EDIT: Somehow I missed that this was released yesterday. Ha! SMH.

I hope your not, because were are all downloading 10.4 Beta 2.
 
I fully agree with you. Apart from the newbie statement :). I am new as a contributing member here, but have been a Mac user ever since the G3 days and OS 9, so I too have several pieces of 'vintage hardware' lurking around. I was also disappointed with the latest MacBook Pro's, since I hoped for a new powerfull workhorse for my everyday work as a developer, capable of running several virtual machines, database servers app servers and the like. Stuff that so far has killed many a Windows machine, but never a Mac.

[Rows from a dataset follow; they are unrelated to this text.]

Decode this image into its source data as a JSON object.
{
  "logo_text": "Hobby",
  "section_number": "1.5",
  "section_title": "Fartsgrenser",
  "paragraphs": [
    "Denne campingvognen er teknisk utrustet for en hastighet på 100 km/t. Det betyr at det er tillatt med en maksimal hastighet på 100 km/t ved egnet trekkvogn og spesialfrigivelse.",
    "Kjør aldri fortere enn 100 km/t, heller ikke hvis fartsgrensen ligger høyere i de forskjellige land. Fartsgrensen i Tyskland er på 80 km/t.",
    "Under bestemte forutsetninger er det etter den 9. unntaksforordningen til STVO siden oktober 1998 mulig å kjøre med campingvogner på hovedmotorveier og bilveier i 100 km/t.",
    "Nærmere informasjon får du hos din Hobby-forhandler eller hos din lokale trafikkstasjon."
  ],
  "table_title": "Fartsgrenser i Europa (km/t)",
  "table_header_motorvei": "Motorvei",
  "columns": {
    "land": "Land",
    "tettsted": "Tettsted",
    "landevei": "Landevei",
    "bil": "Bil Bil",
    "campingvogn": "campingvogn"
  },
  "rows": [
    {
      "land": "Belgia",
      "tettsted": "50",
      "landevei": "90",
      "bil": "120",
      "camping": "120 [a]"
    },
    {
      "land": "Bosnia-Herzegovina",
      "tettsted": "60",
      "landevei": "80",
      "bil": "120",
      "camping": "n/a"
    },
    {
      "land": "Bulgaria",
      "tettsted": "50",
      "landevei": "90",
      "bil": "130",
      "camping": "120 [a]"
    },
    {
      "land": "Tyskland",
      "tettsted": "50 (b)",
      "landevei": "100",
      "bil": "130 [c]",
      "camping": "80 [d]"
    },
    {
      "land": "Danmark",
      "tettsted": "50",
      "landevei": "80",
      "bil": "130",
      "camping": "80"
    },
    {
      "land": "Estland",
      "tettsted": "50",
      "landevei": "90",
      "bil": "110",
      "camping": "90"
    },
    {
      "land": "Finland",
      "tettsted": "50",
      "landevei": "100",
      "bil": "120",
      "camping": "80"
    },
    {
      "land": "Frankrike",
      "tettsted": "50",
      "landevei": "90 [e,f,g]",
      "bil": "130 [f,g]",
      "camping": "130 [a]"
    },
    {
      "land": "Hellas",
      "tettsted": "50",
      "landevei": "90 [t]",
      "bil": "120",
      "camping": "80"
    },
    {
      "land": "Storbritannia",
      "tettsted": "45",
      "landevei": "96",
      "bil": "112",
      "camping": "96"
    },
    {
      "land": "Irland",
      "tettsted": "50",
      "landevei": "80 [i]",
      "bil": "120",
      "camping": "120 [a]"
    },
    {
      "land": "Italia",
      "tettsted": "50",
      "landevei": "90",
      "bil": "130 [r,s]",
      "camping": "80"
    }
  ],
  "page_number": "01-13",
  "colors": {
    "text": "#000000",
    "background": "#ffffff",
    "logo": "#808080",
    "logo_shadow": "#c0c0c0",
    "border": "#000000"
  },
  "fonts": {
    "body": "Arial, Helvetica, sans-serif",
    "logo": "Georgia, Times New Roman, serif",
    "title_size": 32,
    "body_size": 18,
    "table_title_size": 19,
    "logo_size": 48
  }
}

My hope for Sierra was, since it didn't have that many features, that it would be a new Snow Leopard. Focus on smashing bugs, getting rid of excess fat and making it into a worthy competitor for Snow Leopard, IMO, the best OS X version yet.

It seems to me that Sierra has many under the hood changes, for the purpose of aligning the code base between IOS and MacOS, and Apple is keeping the goodies for when the merge/alignment has been completed. Fingers crossed :D

Now that you mention APFS. I am looking forward to see how it will play out. Do we really need machines with 32GB's of RAM if we can get Optane "harddrives" and a filesystem that is built for Flash storage. A filesystem that makes the old divide between super fast RAM and super slow spinning disks a thing of the past?

Good things are surely coming our way ;)

Ah, well, then… Respect! [though I did say later on that some of us old-timers sometimes have our own biases ;) ] I am a bit of a lurker myself, so I totally get where you're coming from. :) But the farthest back my experience goes is running Mac OS X Jaguar on my first USB 2 1.4 GHz iMac G4 for a few days (as it was bought in December the 1st it came with three Panther upgrade installation CDs, which I quickly put to good use, but I kinda missed – and sometimes still do! – those over-the-top, form-over-function, lickable translucent and excessively pin-striped titlebars with shaded text and traffic light buttons :p ), but I did run some OS 9 apps under Classic back in the day (including a cross-platform SimTower CD I had laying around… the memories!).

Well, you mentioned the ultra-fast Flash storage and the lessening of system memory needs… But you mentioned VMs as well. So I ask you: why not both? The use cases you mention seem to benefit from as much memory as you can throw at them. And, like you, there are many pros out there dismayed at the 16GB limitation of these new MacBook Pros. For what it's worth, I believe my vintage 2009 iMac is still kicking thanks mainly to its 32 GB and Core i7 upgrades, *plus* its Fusion Drive. I really don't know which of the three contributes the most to its overall performance, but I believe they all work in tandem.

I mean, with a single-core result of 2801 and multi-core result of 8355 in Geekbench 4, it is basically on par with the 2010 models on single-core and with the 2011 models on multi-core, hence me wishing for Apple to fix that stupid bug. If not, I'll be forced to buy a second-hand 2011 model, upgrade its RAM and maybe even the processor, and sell this to an Android user that doesn't mind eschewing Safari and Mail and just using Chrome…

As for the rest, well, I'm very much wishing to see what performance, efficiency and security gains we can get from all those nifty technologies, especially APFS. Faster and more reliable Time Machine backups, for one, would be a great thing to have… Real pros don't rely just on off-site or on-site backups, but on both, and having them work reliably is a must. And better management of Flash and Fusion Drives alike, considering that any self-respecting vintage Mac user should have one in their system by now, would certainly lend them a few more years (even if we have to hack macOS 10.13/11+ onto them like I did with Mountain Lion on a late 2008 MacBook).